There is something to be said about a well written, human character. They leap off the page and speak to us as if they were right in front us, as flesh and blood human beings, instead of fictional creations.
In this series of weekly blog posts, I will examine character using the characters from Buffy the Vampire Slayer and Angel to explore how writers can create fully dimensional, human characters that audiences and readers can relate to.
Every superhero has to have the mortal friend. Sometimes, this friend is a wise ass, always cracking a joke when the tension has reached its highest. On Buffy the Vampire Slayer, this mortal friend is Xander Harris (Nicholas Brendon). Xander is not just one of the Scooby Gang, he is the one who is frequently attacked by the baddie of the week. Like many teenage boys, his romantic life is often hit or miss, especially with crushes on Buffy (Sarah Michelle Gellar), Willow (Alyson Hannigan) and Cordelia (Charisma Carpenter).
Years later, Xander was engaged to the demon in human form Anya (Emma Caulfield Ford). But he broke the engagement out of fear. They had what can only be described as the science fiction version of will they or won’t they, until Anya died during the battle with The First Evil.

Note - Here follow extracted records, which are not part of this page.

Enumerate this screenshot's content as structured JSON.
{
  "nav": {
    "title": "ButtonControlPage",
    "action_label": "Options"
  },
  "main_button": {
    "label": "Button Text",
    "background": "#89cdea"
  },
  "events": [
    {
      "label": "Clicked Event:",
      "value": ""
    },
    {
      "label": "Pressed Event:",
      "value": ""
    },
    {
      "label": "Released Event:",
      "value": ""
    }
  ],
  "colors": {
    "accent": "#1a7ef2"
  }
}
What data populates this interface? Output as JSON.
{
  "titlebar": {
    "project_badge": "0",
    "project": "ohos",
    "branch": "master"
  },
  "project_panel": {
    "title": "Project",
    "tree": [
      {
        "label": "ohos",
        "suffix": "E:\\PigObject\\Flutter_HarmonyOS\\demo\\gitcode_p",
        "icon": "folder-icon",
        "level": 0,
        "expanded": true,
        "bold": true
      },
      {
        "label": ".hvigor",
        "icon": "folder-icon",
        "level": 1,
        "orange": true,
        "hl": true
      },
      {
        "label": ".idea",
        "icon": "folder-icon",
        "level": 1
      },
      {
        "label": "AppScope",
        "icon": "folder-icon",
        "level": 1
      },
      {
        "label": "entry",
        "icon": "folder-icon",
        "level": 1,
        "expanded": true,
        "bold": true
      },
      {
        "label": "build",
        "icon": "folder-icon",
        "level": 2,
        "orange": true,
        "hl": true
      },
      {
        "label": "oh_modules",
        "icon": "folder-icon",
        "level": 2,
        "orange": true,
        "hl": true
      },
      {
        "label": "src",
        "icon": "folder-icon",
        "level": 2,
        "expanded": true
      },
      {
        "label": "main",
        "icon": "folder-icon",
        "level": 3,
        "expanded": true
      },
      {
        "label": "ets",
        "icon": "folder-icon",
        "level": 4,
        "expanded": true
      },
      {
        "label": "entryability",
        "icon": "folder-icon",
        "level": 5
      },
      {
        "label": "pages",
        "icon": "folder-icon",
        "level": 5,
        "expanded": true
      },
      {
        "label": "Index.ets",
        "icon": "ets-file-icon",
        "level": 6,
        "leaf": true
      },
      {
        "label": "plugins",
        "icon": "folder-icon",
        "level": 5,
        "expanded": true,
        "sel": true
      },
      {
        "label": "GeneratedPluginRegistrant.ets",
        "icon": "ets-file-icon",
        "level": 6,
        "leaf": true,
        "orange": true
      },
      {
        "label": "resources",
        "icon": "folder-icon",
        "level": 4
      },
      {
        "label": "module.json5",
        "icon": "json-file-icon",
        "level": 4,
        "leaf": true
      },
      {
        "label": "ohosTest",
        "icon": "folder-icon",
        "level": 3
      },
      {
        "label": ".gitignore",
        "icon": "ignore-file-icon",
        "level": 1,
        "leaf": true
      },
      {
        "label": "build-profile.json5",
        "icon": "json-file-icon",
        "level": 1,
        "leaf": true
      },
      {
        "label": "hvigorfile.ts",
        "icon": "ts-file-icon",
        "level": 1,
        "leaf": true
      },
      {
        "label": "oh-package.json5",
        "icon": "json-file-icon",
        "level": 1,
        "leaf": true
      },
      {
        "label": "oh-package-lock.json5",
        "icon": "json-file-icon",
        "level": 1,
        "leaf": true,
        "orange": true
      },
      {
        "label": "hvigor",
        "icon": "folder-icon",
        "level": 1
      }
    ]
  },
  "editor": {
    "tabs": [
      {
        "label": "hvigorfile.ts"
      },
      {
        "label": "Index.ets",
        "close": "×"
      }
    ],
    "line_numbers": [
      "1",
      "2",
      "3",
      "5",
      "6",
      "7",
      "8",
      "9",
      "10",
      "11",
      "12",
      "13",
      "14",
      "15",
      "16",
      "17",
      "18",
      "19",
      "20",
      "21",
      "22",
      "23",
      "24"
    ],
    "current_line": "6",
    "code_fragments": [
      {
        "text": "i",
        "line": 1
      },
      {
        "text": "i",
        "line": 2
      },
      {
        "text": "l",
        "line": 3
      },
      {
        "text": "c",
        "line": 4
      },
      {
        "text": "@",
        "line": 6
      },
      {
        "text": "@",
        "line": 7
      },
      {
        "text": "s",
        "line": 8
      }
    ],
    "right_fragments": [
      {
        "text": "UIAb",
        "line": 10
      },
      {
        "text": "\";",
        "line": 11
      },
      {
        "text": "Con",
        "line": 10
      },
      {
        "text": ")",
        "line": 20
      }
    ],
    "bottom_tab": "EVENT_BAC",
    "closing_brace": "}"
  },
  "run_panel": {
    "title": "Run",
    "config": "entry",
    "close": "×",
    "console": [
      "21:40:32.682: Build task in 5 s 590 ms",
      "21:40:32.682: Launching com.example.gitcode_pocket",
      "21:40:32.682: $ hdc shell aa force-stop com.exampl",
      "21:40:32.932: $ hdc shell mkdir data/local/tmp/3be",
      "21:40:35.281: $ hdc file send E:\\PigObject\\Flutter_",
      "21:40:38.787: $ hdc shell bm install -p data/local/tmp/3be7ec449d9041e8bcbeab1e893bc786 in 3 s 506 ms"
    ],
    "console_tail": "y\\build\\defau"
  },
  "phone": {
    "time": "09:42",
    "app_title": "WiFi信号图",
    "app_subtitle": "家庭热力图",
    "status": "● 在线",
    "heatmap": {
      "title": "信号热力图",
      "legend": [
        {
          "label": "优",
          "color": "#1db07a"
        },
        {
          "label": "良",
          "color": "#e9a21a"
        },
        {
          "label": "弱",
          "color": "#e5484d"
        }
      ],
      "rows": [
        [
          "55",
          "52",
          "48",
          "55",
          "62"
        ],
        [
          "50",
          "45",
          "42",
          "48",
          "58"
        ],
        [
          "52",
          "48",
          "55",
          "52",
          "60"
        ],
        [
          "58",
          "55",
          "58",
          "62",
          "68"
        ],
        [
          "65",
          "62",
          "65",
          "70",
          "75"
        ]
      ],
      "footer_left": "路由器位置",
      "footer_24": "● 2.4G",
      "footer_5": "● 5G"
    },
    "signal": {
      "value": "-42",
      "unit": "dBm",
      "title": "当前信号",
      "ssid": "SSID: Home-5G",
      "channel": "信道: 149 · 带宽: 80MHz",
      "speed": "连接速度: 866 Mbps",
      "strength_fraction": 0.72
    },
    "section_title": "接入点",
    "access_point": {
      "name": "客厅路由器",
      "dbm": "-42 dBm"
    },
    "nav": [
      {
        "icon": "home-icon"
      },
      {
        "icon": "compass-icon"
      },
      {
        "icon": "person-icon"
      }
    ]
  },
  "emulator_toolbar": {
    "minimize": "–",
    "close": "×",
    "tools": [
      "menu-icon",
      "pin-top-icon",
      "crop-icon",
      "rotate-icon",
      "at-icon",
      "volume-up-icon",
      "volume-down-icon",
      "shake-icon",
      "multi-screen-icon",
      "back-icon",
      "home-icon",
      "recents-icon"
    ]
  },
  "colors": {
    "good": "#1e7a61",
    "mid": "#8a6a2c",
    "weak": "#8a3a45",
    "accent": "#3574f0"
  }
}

To sum it up: Laughter is always the best medicine. Especially when all h*ll is about to break loose. On Buffy, Xander not only provides the laughter, but the humanity to Buffy’s super-strength. A good writer knows where to provide the balance between the drama and the laughter, the humanity and the superhuman. By injecting Xander’s humanity and comedy into Buffy, the show is not just another science fiction/fantasy show. It is a show that underneath the magic and the fantasy, there is a humanity to the narrative and the characters. That is what usually hooks audiences and keeps them coming back for more.